(1) The Trust common shares (the “Shares”) are owned directly by CGI Magyar Holdings LLC., (“CGI Magyar”) a Delaware LLC with its principal offices at 301 Riverside Avenue, Westport, CT 06680. CGI Magyar was formed for the purpose of holding CODI shares and on December 31, 2023, CGI Magyar’s ownership was transferred from The Kattegat Trust to The Stevns Trust, without consideration or payment, as a charitable donation. CGI Magyar is owned 99.6% by The Stevns Trust and 0.04% by Anholt Services (USA), Inc. The Stevns Trust is a Bermudian charitable trust, engaged in the principal business of distributing income for charitable purposes, with its principal offices at Wessex House, 5th Floor, 45 Reid St., Hamilton HM12. The Co-Trustees of the Stevns Trust are Kattegat Private Trustees (Bermuda) Limited (“KPTBL”) and Hamilton Trust Company Limited (“HTCL”), Bermudian trust companies each with its principal offices at Wessex House 5th Fl., 45 Reid Street, Hamilton HM12, Bermuda. Path Spirit Limited is the trust protector for The Stevns Trust. KPTBL is wholly owned by The Lund Purpose Trust, a Bermudian purpose trust with its principal offices at Thistle House, 4 Burnaby Street, Hamilton HM 11, Bermuda, formed for the sole purpose of holding the shares of KPTBL. HTCL is owned 60% by Moore Stephens Bermuda L.P., a Bermuda exempted and limited partnership, and 40% by Lisvane Holdings Ltd., a local Bermuda company. The Stevns Trust and Path Spirit Limited disclaim beneficial ownership of the Shares, except to the extent of their pecuniary interest therein. This information is based on a Form 13D filed by CGI Magyar Holdings LLC, Path Spirit Limited and The Stevns Trust on November 26, 2024.
(2) The address for American Century Investment Management, Inc. is 4500 Main Street 9th Floor, Kansas City, Missouri, 64111. This information is based on a Schedule 13G/A filed by American Century Investment Management, Inc. on November 8, 2024. American Century Investment Management, Inc. has sole dispositive power over 6,034,994 shares, shared dispositive power over 0 shares, sole voting power over 5,817,131 shares and shared voting power over 0 shares.
(3) The address for The Vanguard Group is 100 Vanguard Blvd., Malvern, PA 19355. This information is based on a Schedule 13G/A filed by The Vanguard Group on February 13, 2024. The Vanguard Group has sole dispositive power over 4,940,892 shares, shared dispositive power over 77,882 shares, sole voting power over 0 shares and shared voting power over 42,354 shares.
(4) The address for BlackRock, Inc. is 50 Hudson Yards, New York, NY 10001. This information is based on a Schedule 13G/A filed by BlackRock, Inc. on November 8, 2024. BlackRock, Inc. has sole dispositive power over 4,229,890 shares, shared dispositive power over 0 shares, sole voting power over 4,089,752 shares and shared voting power over 0 shares.
(5) 34,062 of these shares are beneficially owned directly by Mr. Burns, 30,000 of these shares are beneficially owned by Mr. Burns through a trust settled by Mr. Burns’ spouse and 23,617 of these shares are beneficially owned by Mr. Burns through the Gordon M. Burns 2009 Revocable Trust.

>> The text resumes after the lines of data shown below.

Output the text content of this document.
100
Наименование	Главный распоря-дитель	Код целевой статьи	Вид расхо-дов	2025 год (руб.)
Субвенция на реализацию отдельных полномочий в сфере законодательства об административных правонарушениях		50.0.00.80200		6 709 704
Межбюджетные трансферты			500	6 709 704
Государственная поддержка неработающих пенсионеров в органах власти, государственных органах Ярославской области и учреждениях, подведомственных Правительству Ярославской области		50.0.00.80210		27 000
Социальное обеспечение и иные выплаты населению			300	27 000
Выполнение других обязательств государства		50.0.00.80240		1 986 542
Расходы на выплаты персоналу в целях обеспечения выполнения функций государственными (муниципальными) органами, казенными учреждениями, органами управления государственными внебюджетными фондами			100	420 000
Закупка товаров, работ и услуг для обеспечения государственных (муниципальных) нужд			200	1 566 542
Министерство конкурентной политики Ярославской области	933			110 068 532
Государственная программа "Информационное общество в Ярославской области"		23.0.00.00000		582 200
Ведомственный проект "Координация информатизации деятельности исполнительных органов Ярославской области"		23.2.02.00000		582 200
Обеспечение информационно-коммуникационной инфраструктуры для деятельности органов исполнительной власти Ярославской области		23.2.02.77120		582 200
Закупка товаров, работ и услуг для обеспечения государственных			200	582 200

(6) 331,826 of these shares are owned by our Manager. Mr. Sabo is the managing and controlling member of our Manager. Mr. Sabo disclaims beneficial ownership of these shares, except to the extent of his pecuniary interest.
(7) 1,320 of these shares are beneficially owned by Ms. Shaffer and directly by the Shaffer Living Trust of which Ms. Shaffer and her spouse are trustees and beneficiaries.
(8) Mr. Faulkingham served as our Chief Financial Officer from January to August of 2024. 787 of these shares are beneficially owned by Mr. Faulkingham and directly by Mr. Faulkingham’s spouse.